Pro Era’s sound is unique in that it sounds geographically specific without being limited by that legacy. Do you think it’s possible for a group like Pro Era to grow out of a community void of that same hip-hop or cultural legacy? What’s imbedded in you is always going to be there — it can only be weakened by your environment. If I go to Cali right now, and I start living in Cali, I’d still be making that aggressive music. But due to the fact that my everyday life in Cali, and me living in the now, the grittiness and the New York that’s in me will be weakened, in terms of music.
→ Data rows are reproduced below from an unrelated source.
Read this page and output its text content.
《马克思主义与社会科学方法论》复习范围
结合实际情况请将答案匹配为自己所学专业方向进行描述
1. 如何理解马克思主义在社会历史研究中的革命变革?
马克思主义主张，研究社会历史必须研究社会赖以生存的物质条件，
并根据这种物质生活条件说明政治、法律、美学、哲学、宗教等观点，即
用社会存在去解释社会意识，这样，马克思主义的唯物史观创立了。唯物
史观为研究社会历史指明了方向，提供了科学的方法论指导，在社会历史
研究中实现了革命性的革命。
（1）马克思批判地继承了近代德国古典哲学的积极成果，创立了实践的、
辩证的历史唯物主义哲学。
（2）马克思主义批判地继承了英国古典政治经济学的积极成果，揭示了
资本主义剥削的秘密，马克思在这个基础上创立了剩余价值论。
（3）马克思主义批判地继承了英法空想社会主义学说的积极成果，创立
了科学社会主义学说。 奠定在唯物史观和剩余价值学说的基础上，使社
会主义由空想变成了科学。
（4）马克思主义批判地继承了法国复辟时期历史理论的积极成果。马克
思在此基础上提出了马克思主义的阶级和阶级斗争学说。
So when I start making beats, I start with an 88 [BPM] instead of a 96. That’s the only way I can explain it. It’s a faster pace; it’s different.

In Flatbush, I can only talk about my side of Flatbush. I lived all in Parkside and that, and there’s two types of Flatbush: There’s the whole Flatbush money-violence-drug shit, and then the Flatbush where we have those aesthetics, but we bring something totally different. People look at me and think, “Oh, he’s about to rob me,” and I really do get that because people do say I look like that, but in all actuality, I’m one of the nicest guys, and I’m one of the most knowledgeable guys, at least in terms of just thinking, because I think a lot. People judge a book by its cover. I might look like a hood dude, but my mental is totally different.